Richard Walters‘ favourite lyrics

‘St Swithin’s Day’ – Billy Brag

The Polaroids that hold us together
Will surely fade away
Like the love that we spoke of forever
On St. Swithin’s Day

Walters says: “‘St Swithin’s Day, Billy Bragg. It’s dark, seedy, funny and heartbreaking all at once.”

‘From the Morning’ – Nick Drake

And now we rise
And we are everywhere
And now we rise from the ground

Walters says: “‘From the Morning’, Nick Drake. Almost hymnal and just utterly beautiful in its simplicity and weight.”

‘Suzanne’ – Leonard Cohen

And you know that she’s half-crazy but that’s why you want to be there
And she feeds you tea and oranges that come all the way from China

Walters says: “‘Suzanne’, Leonard Cohen. It’s my dad’s favourite song and since I was child I’ve loved that line and now believe there is nothing more romantic than the gift of tea and oranges.”

Simon Armitage‘s favourite lyrics

‘My Perfect Cousin’ – The Undertones

He thinks that I’m a cabbage
‘Cause I hate University Challenge

Armitage says: “Hilarious, ironic (smart boy cousin Kevin couldn’t have executed such a pithy half-rhyme) and keyed into the everyday.”

‘A Sad Lament’ – Orange Juice

You came exactly on the hour, such precision worries me / like a bower bird in her bower as you watched me from the balcony.

Armitage says: “Beautifully crooned by Edwin Collins on the lesser-known Texas Fever EP. Romeo and Juliet with a bit of voyeurism and a bit of ornithology thrown in.”

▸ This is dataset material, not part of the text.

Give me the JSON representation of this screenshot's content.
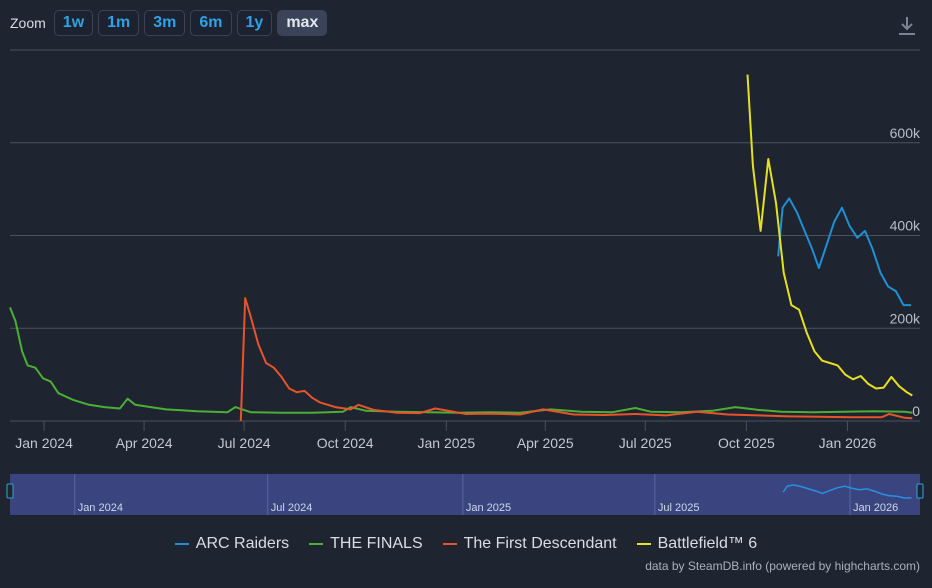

‘Elegance’ – Prefab Sprout

Please be ashamed that you’re afraid,
Equating elegance and real estate.
When all the bullion in the world,
Cannot transform what’s simply second rate.

Armitage says: “Exceptional poetic scansion, word-play, diction, syntax, then landing on that emphatic final rhyme. Few song-writers come anywhere near this level of brilliance.”

Patrick J. Pearson‘s favourite lyrics

‘Picture in a Frame’ – Tom Waits

I’m gonna love you
Till the wheels come off
Oh, yeah

Pearson says: “The whole song is perfectly simple, I couldn’t think of a better way to sum of loving someone so deeply.”

‘Videotape’ – Radiohead

When I’m at the pearly gates
This’ll be on my videotape, my videotape

Pearson says: “It’s beautiful, haunting and so immediate, like all of Yorke’s writing. Straight to the point.”

‘Towing the Line’ – Ben Howard

Like a bird in a world with no trees
You were hung up there in your disbelief

Pearson says: “I’d never given Ben Howard much attention until this record, Nica Libres At Dusk. I especially remember this song, a wonderfully murky production and a brave second song on the record. This line resonates with me so much, the despair of it. Something I would have loved to have penned myself.”